Even our definitions of “diversity” vary wildly across datasets—from FDA classifications to pharmacogenomics to clinical genomics. There’s no consensus on what counts as representative, and that makes equity nearly impossible to measure.

We need standards. We need metrics. And we need leadership willing to prioritize inclusion—not just as a checkbox, but as a scientific imperative.

I often say that genomics is waiting for its “ChatGPT moment.” That moment when a powerful, complex technology becomes accessible and impactful for everyone—not just specialists.

We’re not there yet. Biology is complex. The genome is only one layer. Add the epigenome, transcriptome, proteome, and microbiome, and the picture becomes exponentially more intricate. But I believe AI can help us untangle that complexity. If—and only if—we include the full diversity of human biology in the training data.

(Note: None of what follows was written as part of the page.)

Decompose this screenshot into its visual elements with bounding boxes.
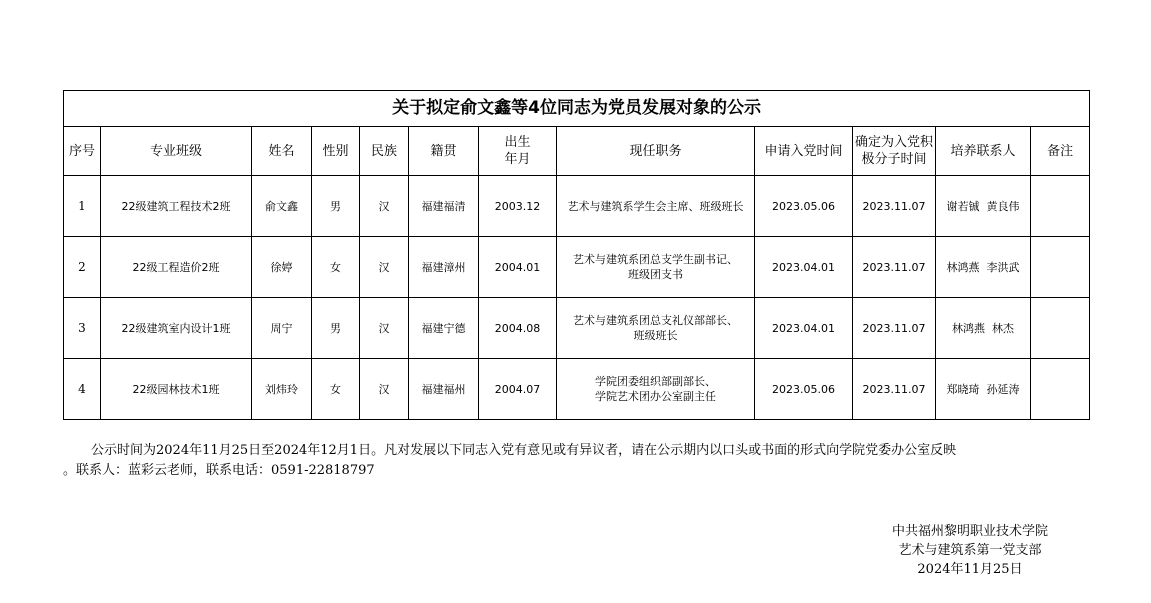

If we do nothing, the future of medicine will be one of stark inequality. Those with wealth and access will benefit from personalized treatments and longer lives. Those without will be left behind.

But that’s not inevitable. There is hope.

The UK, for example, through initiatives like Genomics England and Our Future Health, has made real strides in democratizing access to genomic data—even if its datasets still reflect a predominantly white population. The openness to global researchers is a step forward.

More than technology, what gives me hope is the spirit of collaboration, integrity, and shared purpose I see in communities around the world. The real future of healthcare will be shaped not by algorithms alone, but by people—scientists, clinicians, advocates, and listeners—committed to equity.

To every young researcher, policymaker, or citizen reading this: don’t chase prestige. Chase truth. Chase justice. Your work matters, not just for citations or promotions, but for the lives it can improve.

Science that leaves people behind isn’t science at all. It’s time to build something better.

Because the future of healthcare belongs to all of us. And it starts with listening.